Ричард встал по стойке «смирно», прищелкнул каблуками и вскинул голову, будто оловянный солдатик.
– Я прощаю тебя. – Он налег всем весом на плоскость ножа и раздавил три чесночных зубчика. – Кроме того, я и сам подумывал сбежать из дома. Впрочем, хорошо, что мы поговорили об этом. Успокоили призраков прошлого, так сказать.
Хорошо-то хорошо, вот только все произошедшее тогда повлияло на нее гораздо сильнее, чем на брата. Он с легкостью сдал выпускные экзамены в школе и с уверенностью шагнул в новый мир. Наверное, это инфантилизм – обижаться на того, кому везет. В шестнадцать лет Анжела была гораздо человечней своего хамоватого, любящего уединение брата.
– Я должен был чаще навещать маму, – сказал Ричард, перекладывая раздавленный чеснок к овощам. – Теперь я это понимаю. Дженнифер никогда не нравилась моя семья. Вряд ли это стало для тебя откровением. Я и сам не понимал, что такое семья, пока не встретил Луизу. А Мелисса… Мелисса просто довесок, который нужно пообтесать.
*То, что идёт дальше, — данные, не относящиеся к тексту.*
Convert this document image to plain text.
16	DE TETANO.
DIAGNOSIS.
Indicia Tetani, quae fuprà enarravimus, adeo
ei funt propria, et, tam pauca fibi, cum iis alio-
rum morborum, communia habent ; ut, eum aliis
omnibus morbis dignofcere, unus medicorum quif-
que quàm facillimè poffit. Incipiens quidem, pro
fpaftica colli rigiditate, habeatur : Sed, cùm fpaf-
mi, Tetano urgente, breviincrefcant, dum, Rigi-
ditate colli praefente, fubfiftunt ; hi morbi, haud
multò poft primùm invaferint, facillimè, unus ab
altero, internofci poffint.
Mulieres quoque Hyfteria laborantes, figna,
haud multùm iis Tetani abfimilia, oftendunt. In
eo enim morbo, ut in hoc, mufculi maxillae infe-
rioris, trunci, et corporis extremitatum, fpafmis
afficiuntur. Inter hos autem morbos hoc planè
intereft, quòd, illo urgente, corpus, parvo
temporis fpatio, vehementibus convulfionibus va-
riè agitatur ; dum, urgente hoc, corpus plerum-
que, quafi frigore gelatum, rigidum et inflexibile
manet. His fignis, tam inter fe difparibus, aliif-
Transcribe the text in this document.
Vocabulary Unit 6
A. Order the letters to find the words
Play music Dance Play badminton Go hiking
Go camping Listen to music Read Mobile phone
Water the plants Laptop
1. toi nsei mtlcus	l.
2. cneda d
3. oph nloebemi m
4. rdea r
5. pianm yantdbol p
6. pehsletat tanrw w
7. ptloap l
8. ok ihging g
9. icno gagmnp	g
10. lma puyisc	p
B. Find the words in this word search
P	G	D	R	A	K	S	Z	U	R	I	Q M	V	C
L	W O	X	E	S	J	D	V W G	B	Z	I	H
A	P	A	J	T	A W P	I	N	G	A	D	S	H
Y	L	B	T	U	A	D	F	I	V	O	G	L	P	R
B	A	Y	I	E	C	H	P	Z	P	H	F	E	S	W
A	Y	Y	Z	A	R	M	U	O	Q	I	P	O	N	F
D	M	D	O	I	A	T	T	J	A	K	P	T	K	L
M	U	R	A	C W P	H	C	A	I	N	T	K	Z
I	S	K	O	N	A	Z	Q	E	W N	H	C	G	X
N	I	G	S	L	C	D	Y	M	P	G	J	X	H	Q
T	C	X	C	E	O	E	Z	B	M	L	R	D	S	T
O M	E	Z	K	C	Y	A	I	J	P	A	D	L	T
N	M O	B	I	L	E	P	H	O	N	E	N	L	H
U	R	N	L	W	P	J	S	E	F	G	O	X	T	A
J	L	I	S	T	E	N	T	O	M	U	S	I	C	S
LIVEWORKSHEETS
Анжела почти не слышала его. В ней зрел глубинный страх, что удача тут ни при чем – брат заработал все сам. А она обижается на него, потому что могла тоже все это иметь, если бы приложила усилия, стала юристом, переехала в Канаду, открыла собственное дело… И в Ричарде она видит не его успех, а свое поражение.
На дальнем конце стола Бенджи играл с пластиковыми человечками, выстраивая их по цвету и рангу. Золотистые, серебристые, красные, оранжевые, желтые… У них имелись официальные имена – Поп, Кими, Кичи, которые можно было посмотреть на сайте, но Бенджи и Павел называли их по-своему: Пятнистая ящерица, Какашка и Кремовый пес. Они играли человечками, вышибая их, точно шарики, но в одиночестве Бенджи предпочитал просто расставлять их в боевом порядке.
Анжеле, Доминику и Дейзи они нравились, потому что для разнообразия не походили на оружие. Зато Луиза, вошедшая в гостиную с тарелками, при виде их ощутила раздражение. За эти дни она еще ни разу толком не разговаривала с Бенджи, к собственному стыду, он ей не особенно нравился. Одежда вечно растрепана и в пятнах, а сам мальчик неуклюж, словно им кто-то управляет с большого расстояния.
Луиза работала в «Манн дижитал», расположенный в Лите. Они делали планшетное сканирование, печатали большие фотографии, собирали световые панели, а также редактировали и восстанавливали изображения. Луизе нравились чистота и аккуратность, запах озона, жужжание и гудение больших «эпсонов», гильотина, горячая ламинация, бумаги, полиграфические товары «Фолекс», «Сомерсет», «Ханемюле»… Иэн Манн, по имени которого и называлась компания, поддерживал весь тот трудный период в ее жизни, а она стала для него мостиком из еще более трудного периода его жизни в прошлом году.
Карьеру в фирме Иэна Луиза начала с работы в приемной. Там она научилась вести бухгалтерскую отчетность и делала в «Фотошопе» бóльшую часть предпечатной подготовки макетов, потому что парни, увы, были технарями. Много лет назад она поступила в Манчестерский университет на факультет искусств, но поскольку не спала с женщинами, не находилась постоянно под кайфом и не гордилась тем, что пытается выбиться в люди из рабочего класса, то ушла на середине второго курса. Хотя рисунки Луизы были практически идеальны, натура ее была далека от живописи и продажи картин. К тому же у нее водились деньги, так что проживание в квартире с грязным холодильником и отваливающимися обоями не представлялось ей романтичным. Откровенно говоря, при мысли о том, чтобы стать художницей, Луизе становилось неловко. Отец говорил, что, поступив в университет, она попыталась «прыгнуть выше собственной головы», и она ненавидела его за это, а еще за то, что он питал ее сомнения. И если Анжела и Доминик сочли, будто она не работает, а проводит все дни за покупками или в спортзале, то и пусть. Она рада производить такое впечатление, ведь ее работа – не искусство, но нечто креативное, что ей по душе и ценно для нее, и она не хочет потерять это ощущение.